Hybrid fibrous architectures-mediated gene transfer by pDNA nanoparticles into macrophages
Jana Ghitman,
Gratiela Gradisteanu Pircalabioru,
Calin Deleanu,
Eugeniu Vasile,
Ciprian Iliescu,
Horia Iovu
Affiliations
Jana Ghitman
Advanced Polymer Materials Group, National University of Science and Technology Politehnica Bucharest, 1-7 Gh. Polizu Street, 011061, Bucharest, Romania; Center of Excellence in Bioengineering – eBio-hub, National University of Science and Technology Politehnica Bucharest - CAMPUS, 6 Iuliu Maniu Boulevard, 061344, Bucharest, Romania
Gratiela Gradisteanu Pircalabioru
Center of Excellence in Bioengineering – eBio-hub, National University of Science and Technology Politehnica Bucharest - CAMPUS, 6 Iuliu Maniu Boulevard, 061344, Bucharest, Romania; Research Institute of the University of Bucharest (ICUB), University of Bucharest, 91-95 Splaiul Independentei, 050095, Bucharest, Romania
Calin Deleanu
“C. D. Nenitescu” Institute of Organic and Supramolecular Chemistry, 202B Splaiul Independentei, 060023 Bucharest, Romania
Eugeniu Vasile
Department of Oxide Materials Science and Engineering, National University of Science and Technology Politehnica Bucharest, 1-7 Gh. Polizu, 060042, Bucharest, Romania
Ciprian Iliescu
Center of Excellence in Bioengineering – eBio-hub, National University of Science and Technology Politehnica Bucharest - CAMPUS, 6 Iuliu Maniu Boulevard, 061344, Bucharest, Romania; Academy of Romanian Scientists, 54 Splaiul Independentei, 050094, Bucharest, Romania; National Research and Development Institute in Microtechnologies—IMT Bucharest, 126A Erou Iancu Nicolae Street, 077190, Voluntari, Romania
Horia Iovu
Advanced Polymer Materials Group, National University of Science and Technology Politehnica Bucharest, 1-7 Gh. Polizu Street, 011061, Bucharest, Romania; Center of Excellence in Bioengineering – eBio-hub, National University of Science and Technology Politehnica Bucharest - CAMPUS, 6 Iuliu Maniu Boulevard, 061344, Bucharest, Romania; Academy of Romanian Scientists, 54 Splaiul Independentei, 050094, Bucharest, Romania; Corresponding author. Advanced Polymer Materials Group, National University of Science and Technology Politehnica Bucharest, 1-7 Gh. Polizu Street, 011061, Bucharest, Romania.

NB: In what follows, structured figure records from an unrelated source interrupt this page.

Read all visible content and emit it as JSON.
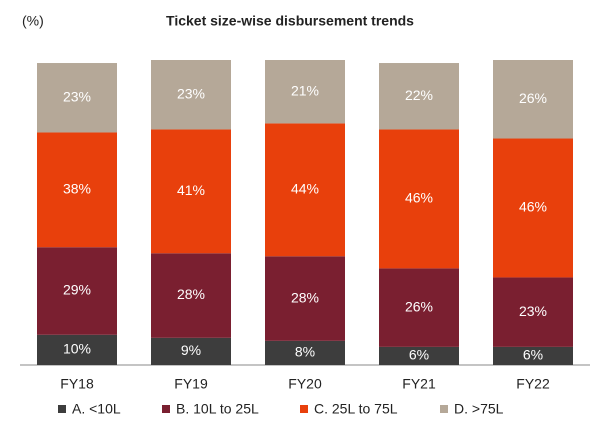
{
  "chart_data": {
    "type": "stacked_bar",
    "title": "Ticket size-wise disbursement trends",
    "y_label": "(%)",
    "categories": [
      "FY18",
      "FY19",
      "FY20",
      "FY21",
      "FY22"
    ],
    "series": [
      {
        "name": "A. <10L",
        "color": "#3d3d3d",
        "values": [
          10,
          9,
          8,
          6,
          6
        ],
        "value_labels": [
          "10%",
          "9%",
          "8%",
          "6%",
          "6%"
        ]
      },
      {
        "name": "B. 10L to 25L",
        "color": "#7a1f30",
        "values": [
          29,
          28,
          28,
          26,
          23
        ],
        "value_labels": [
          "29%",
          "28%",
          "28%",
          "26%",
          "23%"
        ]
      },
      {
        "name": "C. 25L to 75L",
        "color": "#e8400c",
        "values": [
          38,
          41,
          44,
          46,
          46
        ],
        "value_labels": [
          "38%",
          "41%",
          "44%",
          "46%",
          "46%"
        ]
      },
      {
        "name": "D. >75L",
        "color": "#b5a898",
        "values": [
          23,
          23,
          21,
          22,
          26
        ],
        "value_labels": [
          "23%",
          "23%",
          "21%",
          "22%",
          "26%"
        ]
      }
    ],
    "ylim": [
      0,
      101
    ]
  }
}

Gene therapy is one of the most potential therapeutic approaches in direct and specific regulation of biological functions of macrophages at the gene level for efficient cell therapy. However, the delivery of genetic material to macrophages is extremely challenging, because of low stability, specificity and inability of therapeutic genes to efficiently enter the cells. Here, we present a method that uses the hybrid electrospun architectures based on gelatin-alginate decorated with carboxylated graphene oxide (HAG/G) as efficient substrate for loading and in vitro local and controlled delivery of plasmid DNA (pDNA) to macrophages as an alternative to systemic gene delivery carriers. Polyethyleneimine (PEI) is employed to assemble PEI/pDNA nanoparticles (Np) - used as model of carrier. The dispersion of GO-COOH sheets shifts the surface zeta potential of HAG/G to high negative value (SZP = −16.8 ± 2.21 mV) and further increases the encapsulation efficiency of PEI/pDNA Np onto hybrid HAG/G electrospun architectures to ∼ 69 % (HAG/G-Np). The in vitro biological investigations show a good metabolic activity of macrophages seeded onto HAG/G-Np (MTT assay), while gene expression experiments (fluorescent microscopy) show a 30 % increase in transient gene transfection of cells cultured in the presence of HAG/G-Np as compared to those incubated with free PEI/pDNA Np.